According to a flash estimate from the Urban Redevelopment Authority (URA), private residential prices increased 0.5 percent in the three months that ended September 30.
That adds to a 9.1 percent gain in the year through June, and is the slowest increase the market has seen in five quarters.
Apartment prices in prime districts increased 1.2 percent last quarter, as compared to a 0.9 percent gain in three months through June 30. In addition, unit prices in suburban areas rose 0.1 percent after a 3 percent climb in the previous quarter, said the report.
On the other hand, prices near prime areas slid 0.8 percent after gaining 5.6 percent in the June quarter.
After a steep rise in home prices in the first six months of 2018, Singapore had taken measures cool the market. This is to avoid the risk of a sharp correction that could be destabilising to the country’s economy.
The rush of transactions was fueled by aggressive land bids from developers and so-called en-bloc transactions, in which groups of owners have banded together to sell entire apartment buildings.
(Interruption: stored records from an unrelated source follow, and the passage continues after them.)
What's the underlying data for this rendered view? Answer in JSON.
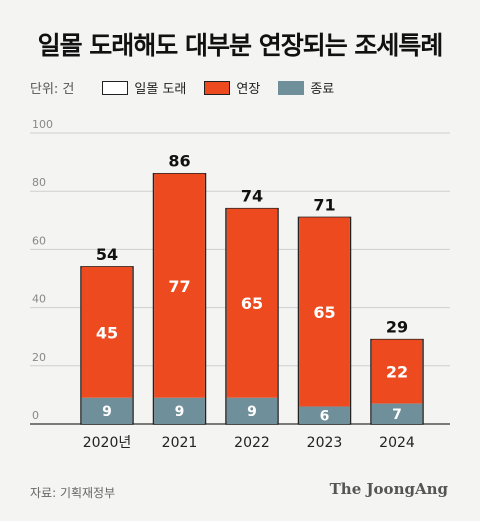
{
  "title": "일몰 도래해도 대부분 연장되는 조세특례",
  "unit_label": "단위: 건",
  "legend": [
    {
      "label": "일몰 도래",
      "color": "#ffffff",
      "border": "#222222"
    },
    {
      "label": "연장",
      "color": "#ee4a1f",
      "border": "#222222"
    },
    {
      "label": "종료",
      "color": "#6f8f9a",
      "border": "#6f8f9a"
    }
  ],
  "source": "자료: 기획재정부",
  "brand": "The JoongAng",
  "chart_data": {
    "type": "bar",
    "stacked": true,
    "categories": [
      "2020년",
      "2021",
      "2022",
      "2023",
      "2024"
    ],
    "series": [
      {
        "name": "종료",
        "values": [
          9,
          9,
          9,
          6,
          7
        ],
        "color": "#6f8f9a"
      },
      {
        "name": "연장",
        "values": [
          45,
          77,
          65,
          65,
          22
        ],
        "color": "#ee4a1f"
      }
    ],
    "totals": [
      54,
      86,
      74,
      71,
      29
    ],
    "total_series_name": "일몰 도래",
    "ylim": [
      0,
      100
    ],
    "yticks": [
      0,
      20,
      40,
      60,
      80,
      100
    ],
    "grid": true
  }
}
Individuals taking out their first housing loan face stricter borrowing limits under the new measures. This means they have to stump up more cash upfront. As for foreign purchasers of residential property, the additional buyer’s stamp duty was increased from 15 to 20 percent. For Singapore citizens, the extra charges will only apply from their second home purchase.
However, the rising prices in Singapore’s property market are not homogenous. For example, in the luxury precinct of Sentosa Cove, average prices are down almost 30 percent from their 2011 highs. This was a far more severe dip than in prime central London areas reeling from Brexit.